16    We could tell whether the lights had been on at the time of the accident …
17    by examining the light bulb,
18    because there would be minute pieces of molten glass on the metal filament in the bulb.
19    Now, Sherlock Holmes might have found a strand of hair at the scene of a crime,
20    perhaps black and two inches long, that would have helped him identify the murderer
21    on the basis that the hair matched the murderer's.
22    Perhaps one person in twenty has black hair two inches long,
23    so we need to improve on this analysis to narrow down the number of suspects.

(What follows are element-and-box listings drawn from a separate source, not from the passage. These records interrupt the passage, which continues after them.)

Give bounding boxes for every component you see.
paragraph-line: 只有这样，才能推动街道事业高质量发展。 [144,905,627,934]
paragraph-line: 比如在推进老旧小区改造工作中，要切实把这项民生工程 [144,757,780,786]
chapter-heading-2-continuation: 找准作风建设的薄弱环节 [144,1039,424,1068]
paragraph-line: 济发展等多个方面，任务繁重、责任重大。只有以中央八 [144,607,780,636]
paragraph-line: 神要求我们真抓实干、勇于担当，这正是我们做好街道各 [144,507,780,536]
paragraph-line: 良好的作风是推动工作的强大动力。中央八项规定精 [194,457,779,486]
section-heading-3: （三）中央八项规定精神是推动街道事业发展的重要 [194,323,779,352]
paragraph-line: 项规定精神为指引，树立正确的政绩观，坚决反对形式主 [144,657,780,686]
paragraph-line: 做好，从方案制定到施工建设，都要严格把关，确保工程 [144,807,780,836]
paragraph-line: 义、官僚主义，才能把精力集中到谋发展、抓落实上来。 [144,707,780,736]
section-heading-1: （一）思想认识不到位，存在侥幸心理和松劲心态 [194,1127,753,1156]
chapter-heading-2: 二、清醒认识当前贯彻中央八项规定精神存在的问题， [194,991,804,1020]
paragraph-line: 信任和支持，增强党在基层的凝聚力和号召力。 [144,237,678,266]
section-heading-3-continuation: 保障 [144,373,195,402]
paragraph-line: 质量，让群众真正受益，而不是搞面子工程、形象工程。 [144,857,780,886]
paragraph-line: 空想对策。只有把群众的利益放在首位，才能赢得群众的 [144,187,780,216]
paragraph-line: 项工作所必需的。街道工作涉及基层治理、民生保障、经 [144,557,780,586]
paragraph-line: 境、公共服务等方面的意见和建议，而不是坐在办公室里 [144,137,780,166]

24    So, we would analyse the strand of hair, using the electron microscope,
25    as I was saying earlier, look at its chemical composition,
26    whether it came from a man or a woman, see how it was cut,
27    whether it showed any traces of particular chemicals and so on, and in that way,
28    instead of saying that one person in twenty had hair like that,
29    it might be one person in 500,000 or a million.
30    Now there's no such thing as certainty, just a balance of probability,
31    even with the most advanced techniques of genetic fingerprinting.
32    The evidence we provide is there to be interpreted, and that's very important.